Programme(s) to which this project applies:
|☑ MPhil/PhD||☒ MRes[Med]||☒ URIS|
Coronary artery disease and cardiovascular diseases are the leading cause of human death worldwide while WHO estimated ~17.9 million death each year. The onset of AMI now occurs at younger age due to risk factors including lifestyle and family history. Fibrinolytic therapy and primary percutaneous coronary intervention are effective to resume blood supply in infarcted hearts and reduce the mortality rate in AMI patients. When AMI occurs, the heart is damaged during ischemia and reperfusion. SUMOylation is a new form of post-translational modifications and plays important roles in the regulation of diverse cellular activities including protein activity, transcription, DNA repair, chromosome assembly, and cellular signalling DNA repair and chromatin function. Protein SUMOylation may be a therapeutic target for the treatment of myocardial infarction. The present project will discover what proteins are SUMOylated and how SUMOylation affects the biological functions of various proteins in the resolution of inflammation and cardiac repair. The long-term goal is to develop new SUMOylation-targeting therapies for the treatment of myocardial infarction.
Dr JH Rong, School of Chinese Medicine
Dr Jianhui Rong is currently an Associate Professor in molecular pharmacology on Chinese medicine at School of Chinese Medicine, University of Hong Kong. Dr Rong received his PhD in Medical Biochemistry from Uppsala University, Sweden, conducted postdoctoral research at University of Alberta, Canada and visiting scholar research at School of Medicine, Yale University, USA. Since 2005, he has served as Research Assistant Professor, Assistant Professor and Associate Professor at Li Ka Shing Faculty of Medicine and School of Chinese Medicine, University of Hong Kong. Dr Rong’s research focus on the research and development of drug candidates from Chinese medicines and the discovery of basic molecular mechanisms for the treatment of neurological diseases, myocardial infarction and obesity. Dr RONG mainly use modern transcriptomics, proteomics, cell signalling technology and biotin-labelling of small molecule probes to study the protein targets and biological activity of Chinese medicines.

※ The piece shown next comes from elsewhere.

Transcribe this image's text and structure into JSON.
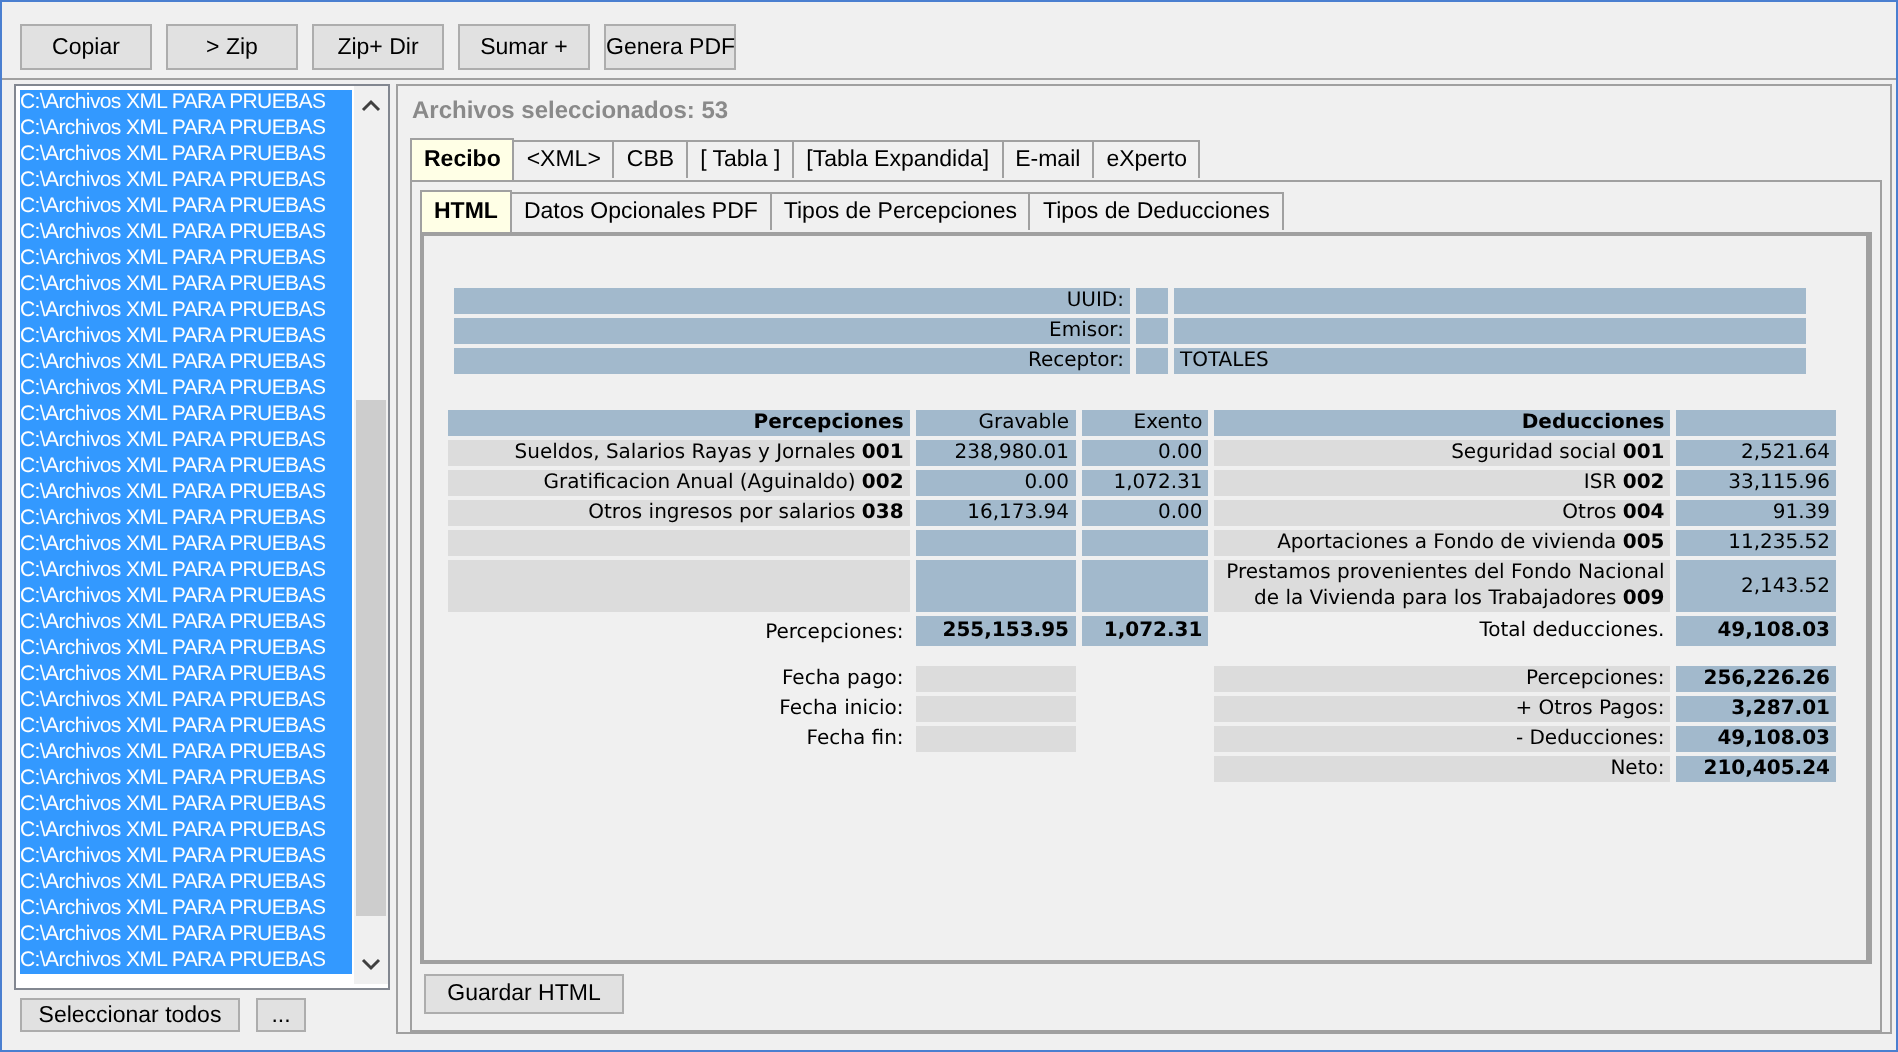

For example, Dr RONG has discovered specific Chinese medicine compounds for regulating heme oxygenase-1 (HO-1), leukotriene B4 12-hydroxy dehydrogenase (LTB4DH), arginase 2 (Arg2), and pyruvate kinase M2 (PKM2) and endoplasmic reticulum stress protein GRP78. He has chaired over or participated in more than 30 research grants from Hong Kong Research Grants Council, Hong Kong Health and Medical Research Fund, Hong Kong Science and Technology Innovation Fund, National Natural Science Foundation of China and the Seed Research Fund of the University of Hong Kong; obtained several international patents, US patents, Chinese patents; and published more than 70 SCI papers in internationally renowned journals such as Chemical Science, Journal of Controlled Release, Molecular Neurobiology, ACS Chemical Neuroscience, Journal of Nutritional Biochemistry, Molecular Immunology, Neuropharmacology and Biochemical Journal. Dr Rong also serves as the executive member or committee member for several academic organisations, and reviewer for several international academic journals.